ВОПРОС 1. "nrad" должно быть целым числом, это зависит от pymc3 перед "b" (через r_struct), как мне его округлитьи целое число при запуске PyMC3? Для справки я получаю эту ошибку:
---------------------------------------------------------------------------
TypeError Traceback (most recent call last)
<ipython-input-11-fcf897a21b89> in <module>()
15 r_struct = 0.1**(1./b)
16
---> 17 nrad = round(r_struct, -1) + round((rout - r_struct)/10., -1) * 2
18 rbins = np.logspace(np.log10(rin), np.log10(rout), num=nrad+1, endpoint=True)
TypeError: type TensorVariable doesn't define __round__ method
ВОПРОС 2: Как выполнить сравнение с массивом, созданным с помощьюДо PyMC3? При сравнении не получается код.

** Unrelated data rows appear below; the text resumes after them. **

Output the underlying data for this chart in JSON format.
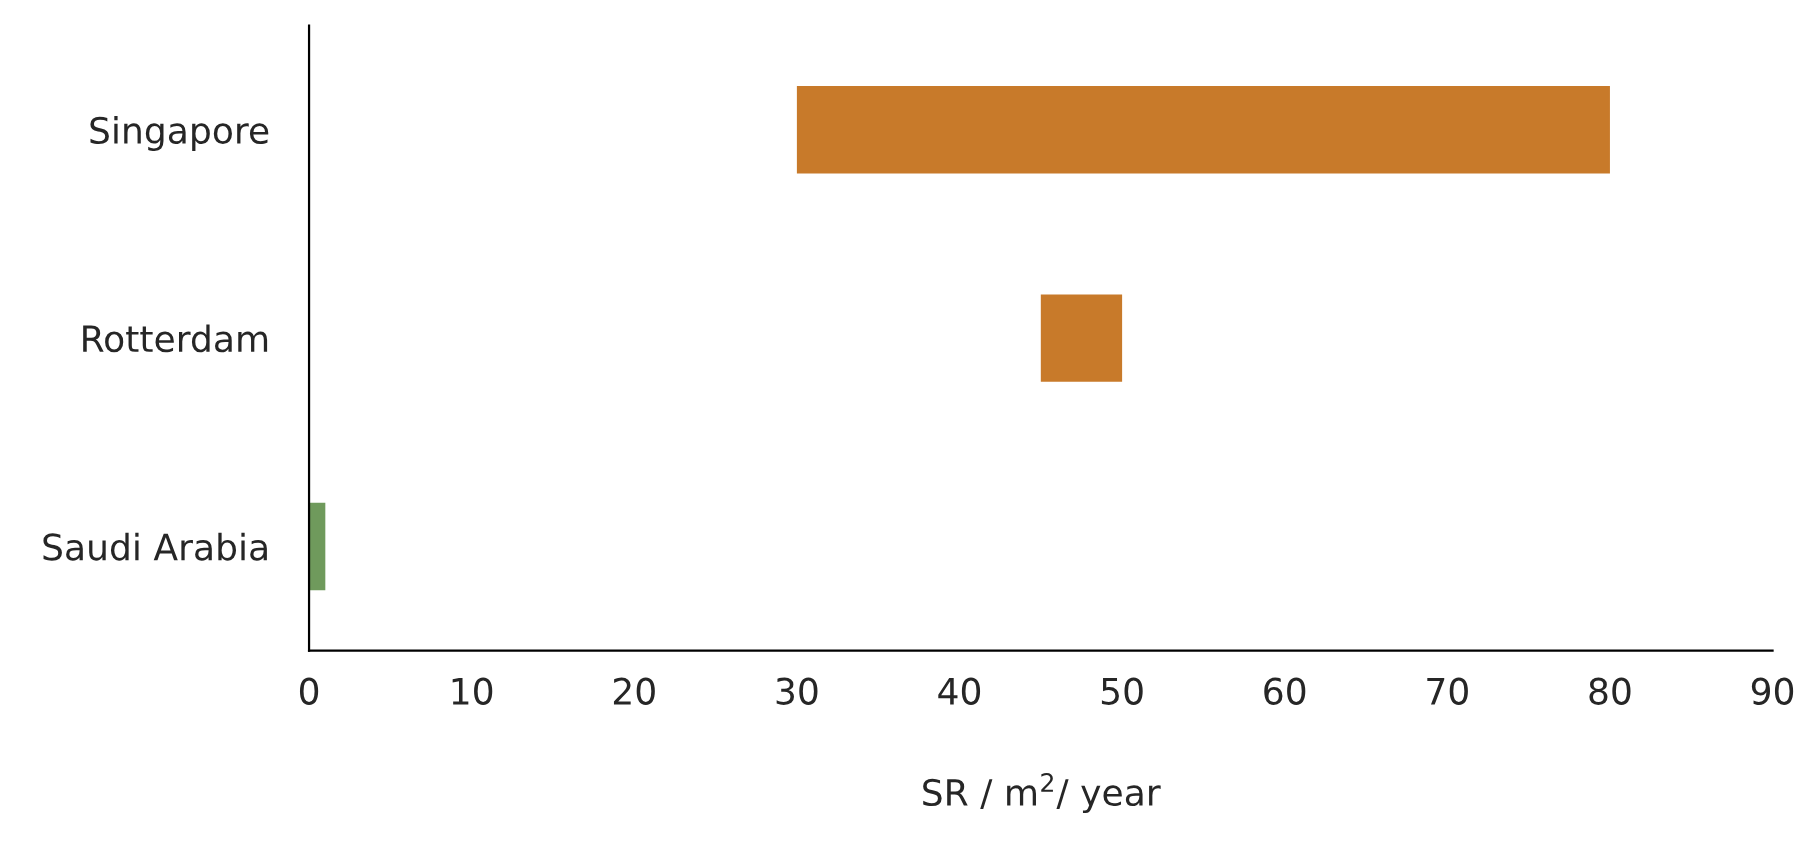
{
  "chart_data": {
    "type": "bar",
    "orientation": "horizontal",
    "xlabel": "SR / m$^{2}$/ year",
    "categories": [
      "Singapore",
      "Rotterdam",
      "Saudi Arabia"
    ],
    "base": [
      30,
      45,
      0
    ],
    "values": [
      50,
      5,
      1
    ],
    "colors": [
      "#c87a2a",
      "#c87a2a",
      "#6f9a5c"
    ],
    "xlim": [
      0,
      90
    ],
    "xticks": [
      0,
      10,
      20,
      30,
      40,
      50,
      60,
      70,
      80,
      90
    ],
    "grid": false,
    "legend": false
  }
}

---------------------------------------------------------------------------
AssertionError Traceback (most recent call last)
<ipython-input-12-7f77e70d147a> in <module>()
26 t = rad**(-b)
27
---> 28 t[t < tmin] = tmin
29 iout = rad > r_struct
30 iin = rad <= r_struct
Приветствуются любые предложения по разъяснению вопроса, включая заголовок!